Azure Databricks architecture overview
This article provides a high-level overview of Azure Databricks architecture, including its enterprise architecture, in combination with Azure.
High-level architecture
Azure Databricks operates out of a control plane and a compute plane.
The control plane includes the backend services that Azure Databricks manages in your Azure Databricks account. The web application is in the control plane.
The compute plane is where your data is processed.
- For classic Azure Databricks compute, the compute resources are in your Azure subscription in what is called the classic compute plane. This refers to the network in your Azure subscription and its resources.
Each Azure Databricks workspace has an associated storage account known as the workspace storage account. The workspace storage account is in your Azure subscription.
The following diagram describes the overall Azure Databricks architecture.
Classic compute plane
In the classic compute plane, Azure Databricks compute resources run in your Azure subscription. New compute resources are created within each workspace's virtual network in the customer's Azure subscription.
A classic compute plane has natural isolation because it runs in each customer's own Azure subscription. To learn more about networking in the classic compute plane, see Classic compute plane networking.
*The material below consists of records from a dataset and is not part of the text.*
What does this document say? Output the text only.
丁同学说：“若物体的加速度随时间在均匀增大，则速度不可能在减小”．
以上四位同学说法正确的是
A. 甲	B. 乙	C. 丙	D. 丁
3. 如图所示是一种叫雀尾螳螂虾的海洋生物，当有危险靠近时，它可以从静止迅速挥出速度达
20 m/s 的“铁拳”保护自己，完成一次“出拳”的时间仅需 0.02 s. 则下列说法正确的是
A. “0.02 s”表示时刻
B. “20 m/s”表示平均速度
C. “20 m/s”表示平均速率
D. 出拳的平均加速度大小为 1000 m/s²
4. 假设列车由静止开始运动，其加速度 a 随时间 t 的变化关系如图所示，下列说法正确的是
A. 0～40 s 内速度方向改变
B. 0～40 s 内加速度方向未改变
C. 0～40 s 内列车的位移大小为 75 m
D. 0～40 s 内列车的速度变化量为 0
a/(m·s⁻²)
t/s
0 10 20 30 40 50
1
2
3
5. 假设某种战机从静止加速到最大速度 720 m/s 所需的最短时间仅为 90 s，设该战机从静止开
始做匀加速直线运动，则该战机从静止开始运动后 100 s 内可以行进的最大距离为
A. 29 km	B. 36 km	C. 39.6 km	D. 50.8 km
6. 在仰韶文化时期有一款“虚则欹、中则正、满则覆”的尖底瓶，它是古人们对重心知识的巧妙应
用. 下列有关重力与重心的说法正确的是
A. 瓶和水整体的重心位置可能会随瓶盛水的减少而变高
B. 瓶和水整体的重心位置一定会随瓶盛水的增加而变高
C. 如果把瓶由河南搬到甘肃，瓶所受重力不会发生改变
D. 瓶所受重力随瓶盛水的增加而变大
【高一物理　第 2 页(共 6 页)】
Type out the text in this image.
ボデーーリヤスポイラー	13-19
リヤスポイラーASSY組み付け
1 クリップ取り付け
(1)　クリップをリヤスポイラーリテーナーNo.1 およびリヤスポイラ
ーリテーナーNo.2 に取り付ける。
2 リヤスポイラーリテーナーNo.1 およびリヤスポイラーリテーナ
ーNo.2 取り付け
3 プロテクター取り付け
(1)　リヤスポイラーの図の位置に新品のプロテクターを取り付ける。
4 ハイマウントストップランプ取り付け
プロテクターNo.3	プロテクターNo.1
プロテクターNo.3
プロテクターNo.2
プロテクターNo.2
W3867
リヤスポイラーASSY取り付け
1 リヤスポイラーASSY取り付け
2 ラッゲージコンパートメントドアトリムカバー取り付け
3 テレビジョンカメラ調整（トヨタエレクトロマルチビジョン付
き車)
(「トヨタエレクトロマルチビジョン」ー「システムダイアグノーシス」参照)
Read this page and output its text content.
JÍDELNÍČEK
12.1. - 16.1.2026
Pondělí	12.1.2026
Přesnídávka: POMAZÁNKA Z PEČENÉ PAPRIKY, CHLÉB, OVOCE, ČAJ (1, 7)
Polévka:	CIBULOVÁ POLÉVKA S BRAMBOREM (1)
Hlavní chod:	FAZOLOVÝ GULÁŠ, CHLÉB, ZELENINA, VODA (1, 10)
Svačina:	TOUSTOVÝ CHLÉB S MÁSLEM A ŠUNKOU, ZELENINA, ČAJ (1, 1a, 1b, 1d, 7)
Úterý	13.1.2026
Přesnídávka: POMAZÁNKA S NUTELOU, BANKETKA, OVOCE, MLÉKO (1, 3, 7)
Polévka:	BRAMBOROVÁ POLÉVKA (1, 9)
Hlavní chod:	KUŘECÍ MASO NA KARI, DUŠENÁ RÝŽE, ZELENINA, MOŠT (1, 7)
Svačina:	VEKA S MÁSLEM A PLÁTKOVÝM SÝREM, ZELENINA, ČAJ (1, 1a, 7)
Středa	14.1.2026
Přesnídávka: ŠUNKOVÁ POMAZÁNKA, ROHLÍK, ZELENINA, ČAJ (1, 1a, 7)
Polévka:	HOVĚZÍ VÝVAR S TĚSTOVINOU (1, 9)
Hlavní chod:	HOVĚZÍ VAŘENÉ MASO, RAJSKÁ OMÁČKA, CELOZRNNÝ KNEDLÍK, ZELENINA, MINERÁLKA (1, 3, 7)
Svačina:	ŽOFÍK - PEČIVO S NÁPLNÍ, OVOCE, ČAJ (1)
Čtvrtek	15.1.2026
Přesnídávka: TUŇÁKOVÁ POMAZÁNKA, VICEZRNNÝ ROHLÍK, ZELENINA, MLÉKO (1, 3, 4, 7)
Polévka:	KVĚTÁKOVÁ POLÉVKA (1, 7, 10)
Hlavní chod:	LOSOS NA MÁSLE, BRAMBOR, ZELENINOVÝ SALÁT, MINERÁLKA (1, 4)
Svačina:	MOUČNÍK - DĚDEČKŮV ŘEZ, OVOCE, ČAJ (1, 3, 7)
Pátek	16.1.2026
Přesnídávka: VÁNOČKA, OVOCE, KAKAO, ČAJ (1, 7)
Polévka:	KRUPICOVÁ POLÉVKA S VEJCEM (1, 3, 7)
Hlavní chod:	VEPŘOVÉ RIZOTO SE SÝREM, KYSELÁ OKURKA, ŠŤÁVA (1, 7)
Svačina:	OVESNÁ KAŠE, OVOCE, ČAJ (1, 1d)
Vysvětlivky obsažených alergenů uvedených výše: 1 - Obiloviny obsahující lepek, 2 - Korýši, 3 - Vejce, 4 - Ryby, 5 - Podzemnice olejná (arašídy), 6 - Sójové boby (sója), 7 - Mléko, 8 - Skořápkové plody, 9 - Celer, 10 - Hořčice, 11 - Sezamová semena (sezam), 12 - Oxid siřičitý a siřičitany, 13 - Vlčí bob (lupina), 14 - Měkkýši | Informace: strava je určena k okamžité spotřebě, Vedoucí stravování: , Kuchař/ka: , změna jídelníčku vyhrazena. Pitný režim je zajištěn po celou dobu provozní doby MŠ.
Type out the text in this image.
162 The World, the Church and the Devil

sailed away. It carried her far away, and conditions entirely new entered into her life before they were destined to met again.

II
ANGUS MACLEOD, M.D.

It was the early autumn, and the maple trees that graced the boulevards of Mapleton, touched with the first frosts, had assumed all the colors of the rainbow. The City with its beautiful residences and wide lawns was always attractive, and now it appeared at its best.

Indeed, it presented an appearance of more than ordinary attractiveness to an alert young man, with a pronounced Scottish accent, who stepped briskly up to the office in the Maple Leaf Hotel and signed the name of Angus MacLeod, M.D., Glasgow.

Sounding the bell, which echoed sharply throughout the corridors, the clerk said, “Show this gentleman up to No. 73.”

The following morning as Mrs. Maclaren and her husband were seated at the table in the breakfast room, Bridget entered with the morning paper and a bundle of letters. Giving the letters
For regional support, see Azure Databricks regions.
Workspace storage account
When you create a workspace, Azure Databricks creates a account in your Azure subscription to use as the workspace storage account.
The workspace storage account contains:
- Workspace system data: Workspace system data is generated as you use various Azure Databricks features such as creating notebooks. This bucket includes notebook revisions, job run details, command results, and Spark logs
- DBFS: DBFS (Databricks File System) is a distributed file system in Azure Databricks environments accessible under the
dbfs:/
namespace. DBFS root and DBFS mounts are both in thedbfs:/
namespace. Storing and accessing data using DBFS root or DBFS mounts is a deprecated pattern and not recommended by Databricks. For more information, see What is DBFS?. - Unity Catalog workspace catalog: If your workspace was enabled for Unity Catalog automatically, the workspace storage account contains the default workspace catalog. All users in your workspace can create assets in the default schema in this catalog. See Set up and manage Unity Catalog.